# A simple textual classifier for Dutch citizen reports
In many cities in the world local governments offer a service where citizens can make requests, for example to make a complaint about garbage on the street or to report nuisance. These reports are made by phone or trough a webform, by writing a text and selecting a category. The selection of a category can be done by using supervised machine learning on historical service requests. The city of Amsterdam uses this method to detect the class of an report and route it to the correct department. In this repository is the python code that can be used to create such a classifier.
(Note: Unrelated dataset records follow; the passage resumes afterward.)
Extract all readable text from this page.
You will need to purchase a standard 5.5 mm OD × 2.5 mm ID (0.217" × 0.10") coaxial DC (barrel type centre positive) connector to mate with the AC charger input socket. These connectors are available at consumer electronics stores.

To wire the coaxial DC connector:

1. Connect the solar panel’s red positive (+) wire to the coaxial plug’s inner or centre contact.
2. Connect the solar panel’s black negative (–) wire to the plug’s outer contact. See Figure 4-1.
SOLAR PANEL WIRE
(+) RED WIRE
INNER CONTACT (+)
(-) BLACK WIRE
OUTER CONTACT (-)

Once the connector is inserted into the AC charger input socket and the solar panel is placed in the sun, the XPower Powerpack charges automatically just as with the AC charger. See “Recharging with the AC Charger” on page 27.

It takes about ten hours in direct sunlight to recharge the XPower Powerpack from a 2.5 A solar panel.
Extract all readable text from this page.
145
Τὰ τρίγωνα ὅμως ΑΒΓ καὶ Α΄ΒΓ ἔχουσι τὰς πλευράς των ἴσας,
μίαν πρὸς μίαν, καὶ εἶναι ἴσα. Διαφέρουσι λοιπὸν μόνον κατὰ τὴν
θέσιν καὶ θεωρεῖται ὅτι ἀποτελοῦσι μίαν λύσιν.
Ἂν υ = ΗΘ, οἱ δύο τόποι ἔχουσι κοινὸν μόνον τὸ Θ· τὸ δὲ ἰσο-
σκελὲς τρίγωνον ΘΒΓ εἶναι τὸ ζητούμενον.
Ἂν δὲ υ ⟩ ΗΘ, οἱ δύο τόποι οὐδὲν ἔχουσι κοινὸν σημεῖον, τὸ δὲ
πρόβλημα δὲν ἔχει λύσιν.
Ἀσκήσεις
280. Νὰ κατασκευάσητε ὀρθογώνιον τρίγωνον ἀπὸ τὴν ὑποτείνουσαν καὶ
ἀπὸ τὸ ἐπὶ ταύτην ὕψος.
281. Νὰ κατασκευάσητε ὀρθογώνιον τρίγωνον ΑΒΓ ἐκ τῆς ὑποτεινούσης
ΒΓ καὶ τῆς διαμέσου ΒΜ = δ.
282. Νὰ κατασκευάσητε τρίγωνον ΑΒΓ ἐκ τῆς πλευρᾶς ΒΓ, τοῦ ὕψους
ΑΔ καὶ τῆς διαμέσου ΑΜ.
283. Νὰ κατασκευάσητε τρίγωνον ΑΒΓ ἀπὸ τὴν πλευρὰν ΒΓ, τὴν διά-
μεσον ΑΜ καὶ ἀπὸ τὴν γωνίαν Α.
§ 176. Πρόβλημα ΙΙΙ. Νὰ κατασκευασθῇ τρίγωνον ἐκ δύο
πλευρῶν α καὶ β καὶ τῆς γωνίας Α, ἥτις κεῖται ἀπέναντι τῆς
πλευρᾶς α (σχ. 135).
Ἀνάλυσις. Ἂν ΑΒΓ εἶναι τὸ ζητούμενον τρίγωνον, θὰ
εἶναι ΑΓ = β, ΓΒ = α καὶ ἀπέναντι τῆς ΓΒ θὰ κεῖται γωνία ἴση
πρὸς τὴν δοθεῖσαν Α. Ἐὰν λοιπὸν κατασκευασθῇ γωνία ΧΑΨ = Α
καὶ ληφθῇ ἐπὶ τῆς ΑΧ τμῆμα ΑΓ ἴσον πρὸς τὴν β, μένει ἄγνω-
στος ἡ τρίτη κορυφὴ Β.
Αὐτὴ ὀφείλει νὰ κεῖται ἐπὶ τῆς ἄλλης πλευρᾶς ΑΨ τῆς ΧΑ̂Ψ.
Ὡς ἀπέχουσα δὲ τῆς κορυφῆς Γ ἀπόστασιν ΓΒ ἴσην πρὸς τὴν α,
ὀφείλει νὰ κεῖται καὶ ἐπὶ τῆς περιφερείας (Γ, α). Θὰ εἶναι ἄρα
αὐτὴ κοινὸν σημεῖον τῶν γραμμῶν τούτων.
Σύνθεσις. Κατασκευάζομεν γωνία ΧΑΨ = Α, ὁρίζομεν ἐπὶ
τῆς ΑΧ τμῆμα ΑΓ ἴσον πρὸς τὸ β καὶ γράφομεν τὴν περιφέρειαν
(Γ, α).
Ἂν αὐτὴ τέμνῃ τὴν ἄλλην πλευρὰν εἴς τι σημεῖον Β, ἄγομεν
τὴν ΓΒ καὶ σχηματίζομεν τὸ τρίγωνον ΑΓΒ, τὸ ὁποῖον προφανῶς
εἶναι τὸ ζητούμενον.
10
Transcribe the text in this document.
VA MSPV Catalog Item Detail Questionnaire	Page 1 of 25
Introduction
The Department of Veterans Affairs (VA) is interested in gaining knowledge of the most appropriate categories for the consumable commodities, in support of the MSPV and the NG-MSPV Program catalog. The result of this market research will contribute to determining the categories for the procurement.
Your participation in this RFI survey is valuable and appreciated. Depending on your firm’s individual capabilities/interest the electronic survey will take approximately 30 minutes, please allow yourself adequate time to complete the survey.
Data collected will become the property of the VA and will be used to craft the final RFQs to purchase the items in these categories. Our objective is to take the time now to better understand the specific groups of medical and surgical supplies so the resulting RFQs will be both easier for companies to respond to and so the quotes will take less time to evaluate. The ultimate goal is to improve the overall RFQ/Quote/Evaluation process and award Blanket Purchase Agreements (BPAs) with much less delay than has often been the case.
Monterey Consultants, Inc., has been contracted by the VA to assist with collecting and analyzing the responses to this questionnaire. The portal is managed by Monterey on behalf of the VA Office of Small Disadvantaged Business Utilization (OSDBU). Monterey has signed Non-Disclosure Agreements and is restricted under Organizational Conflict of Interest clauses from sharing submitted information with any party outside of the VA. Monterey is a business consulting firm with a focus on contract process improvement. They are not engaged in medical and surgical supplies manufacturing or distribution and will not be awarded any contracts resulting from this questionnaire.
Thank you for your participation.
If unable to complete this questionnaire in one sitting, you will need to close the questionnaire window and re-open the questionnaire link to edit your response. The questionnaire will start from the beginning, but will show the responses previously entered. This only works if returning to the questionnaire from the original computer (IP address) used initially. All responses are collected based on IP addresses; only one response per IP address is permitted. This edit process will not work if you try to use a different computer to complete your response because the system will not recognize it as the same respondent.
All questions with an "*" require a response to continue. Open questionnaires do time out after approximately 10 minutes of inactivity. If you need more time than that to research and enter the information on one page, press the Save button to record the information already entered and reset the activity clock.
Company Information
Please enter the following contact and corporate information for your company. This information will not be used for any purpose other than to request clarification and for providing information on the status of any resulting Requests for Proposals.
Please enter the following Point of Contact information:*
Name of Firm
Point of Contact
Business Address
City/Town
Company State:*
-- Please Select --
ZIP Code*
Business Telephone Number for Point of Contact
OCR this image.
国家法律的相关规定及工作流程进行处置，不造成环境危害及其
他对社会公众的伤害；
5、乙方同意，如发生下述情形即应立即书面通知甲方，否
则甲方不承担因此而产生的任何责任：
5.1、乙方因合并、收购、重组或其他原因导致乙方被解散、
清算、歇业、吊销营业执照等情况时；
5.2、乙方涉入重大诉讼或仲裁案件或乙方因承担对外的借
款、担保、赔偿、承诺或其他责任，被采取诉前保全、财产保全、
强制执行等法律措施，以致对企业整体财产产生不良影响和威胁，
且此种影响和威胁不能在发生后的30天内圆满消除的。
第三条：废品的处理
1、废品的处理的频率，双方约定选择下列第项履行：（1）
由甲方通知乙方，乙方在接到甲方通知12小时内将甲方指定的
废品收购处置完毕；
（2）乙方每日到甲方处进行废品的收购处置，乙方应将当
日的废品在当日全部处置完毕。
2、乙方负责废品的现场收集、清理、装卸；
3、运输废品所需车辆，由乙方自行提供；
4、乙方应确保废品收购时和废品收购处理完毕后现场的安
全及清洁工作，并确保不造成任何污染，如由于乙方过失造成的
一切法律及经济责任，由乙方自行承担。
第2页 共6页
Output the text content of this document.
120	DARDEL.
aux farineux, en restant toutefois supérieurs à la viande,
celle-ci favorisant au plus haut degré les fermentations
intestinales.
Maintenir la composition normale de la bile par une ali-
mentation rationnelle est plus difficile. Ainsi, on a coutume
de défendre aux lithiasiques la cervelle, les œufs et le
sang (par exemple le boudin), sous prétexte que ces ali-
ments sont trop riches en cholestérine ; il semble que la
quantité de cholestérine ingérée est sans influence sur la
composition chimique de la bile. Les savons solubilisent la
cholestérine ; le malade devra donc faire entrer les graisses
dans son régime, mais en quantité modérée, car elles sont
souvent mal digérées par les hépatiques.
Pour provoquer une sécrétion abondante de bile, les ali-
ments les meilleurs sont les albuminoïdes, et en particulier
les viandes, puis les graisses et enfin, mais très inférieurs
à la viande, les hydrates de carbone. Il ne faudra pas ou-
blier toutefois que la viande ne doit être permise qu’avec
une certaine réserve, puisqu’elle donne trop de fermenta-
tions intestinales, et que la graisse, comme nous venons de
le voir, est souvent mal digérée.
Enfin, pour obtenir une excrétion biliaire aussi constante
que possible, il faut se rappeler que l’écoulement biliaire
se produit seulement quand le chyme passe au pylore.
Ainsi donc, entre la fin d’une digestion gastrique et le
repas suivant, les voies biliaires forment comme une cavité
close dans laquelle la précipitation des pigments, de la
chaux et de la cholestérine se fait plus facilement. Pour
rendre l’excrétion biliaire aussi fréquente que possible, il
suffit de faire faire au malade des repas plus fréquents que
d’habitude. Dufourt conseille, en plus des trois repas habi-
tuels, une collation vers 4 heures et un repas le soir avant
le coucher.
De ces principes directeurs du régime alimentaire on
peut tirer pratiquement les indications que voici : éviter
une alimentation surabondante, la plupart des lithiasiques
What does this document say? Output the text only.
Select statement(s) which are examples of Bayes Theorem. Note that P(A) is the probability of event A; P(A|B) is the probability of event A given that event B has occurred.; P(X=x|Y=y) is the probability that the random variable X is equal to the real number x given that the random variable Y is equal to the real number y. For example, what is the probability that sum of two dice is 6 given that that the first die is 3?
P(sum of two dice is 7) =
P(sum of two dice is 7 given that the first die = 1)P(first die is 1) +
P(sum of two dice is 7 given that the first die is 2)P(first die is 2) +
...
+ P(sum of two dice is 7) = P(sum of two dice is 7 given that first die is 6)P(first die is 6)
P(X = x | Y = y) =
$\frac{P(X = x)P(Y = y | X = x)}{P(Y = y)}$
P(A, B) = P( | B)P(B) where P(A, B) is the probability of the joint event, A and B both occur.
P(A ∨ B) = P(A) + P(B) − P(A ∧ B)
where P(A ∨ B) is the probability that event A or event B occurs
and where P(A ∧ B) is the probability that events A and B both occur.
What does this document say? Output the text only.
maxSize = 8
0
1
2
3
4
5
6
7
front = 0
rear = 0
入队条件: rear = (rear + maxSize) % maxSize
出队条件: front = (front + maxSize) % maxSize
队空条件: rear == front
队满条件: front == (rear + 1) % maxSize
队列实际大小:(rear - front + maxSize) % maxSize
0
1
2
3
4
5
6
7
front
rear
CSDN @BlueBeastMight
The classification is done by using a TF-IDF (Term Freuqency - Inversed document frequency) as representation for the text and a logistic regression to classify the text. Optimal hyperparameters for the dataset are found using a gridsearch.

An example subset of data of dutch citizen reports is added for demonstration purposes. The original data used is not publicly available due to privacy concerns.

A live demo of a textual classification of Dutch service requets can be seen at http://ec2-54-171-141-211.eu-west-1.compute.amazonaws.com/
An example dataset of dutch citizen reports is added for demonstration purposes.

In [1]:
import pandas as pd

df = pd.read_csv('voorbeeld_meldingen.csv')
print(len(df),'rows loaded') # The example dataset is not large enough to train a good classification model

texts = df['Tekst']
labels = df['Label']

# Splitting data
split = 0.5
splitpoint = int(split*len(texts))


# train data
train_texts = texts[:splitpoint]
train_labels = labels[:splitpoint]

# test data
test_texts = texts[splitpoint:]
test_labels = labels[splitpoint:]

97 rows loaded


In [2]:
from sklearn.model_selection import GridSearchCV
from sklearn.pipeline import Pipeline
from sklearn.feature_extraction.text import TfidfVectorizer
from sklearn.linear_model import LogisticRegression

    # pipeline of classifier
pipeline = Pipeline([
        ('tfidf', TfidfVectorizer()),
        ('clf', LogisticRegression()),
])

# possible parameters to do gridsearch on
# More parameters can be found:
# TF-IDF vectorizer: https://scikit-learn.org/stable/modules/generated/sklearn.feature_extraction.text.TfidfVectorizer.html
# Logistic regression: https://scikit-learn.org/stable/modules/generated/sklearn.linear_model.LogisticRegression.html
parameters = {
    'tfidf__max_df': (0.5, 0.75, 1.0),
    'tfidf__max_features': (None, 5000,),
    'tfidf__ngram_range': ((1, 1), (1, 2)), # using unigrams or bigrams
    'tfidf__use_idf': (True, False),
    'tfidf__norm': ('l1', 'l2'),
    'clf__penalty': ('l2', 'l1'),
    'clf__max_iter': (10, 50, 80,100,150),
}

grid_search = GridSearchCV(pipeline, parameters)
grid_search.fit(train_texts, train_labels)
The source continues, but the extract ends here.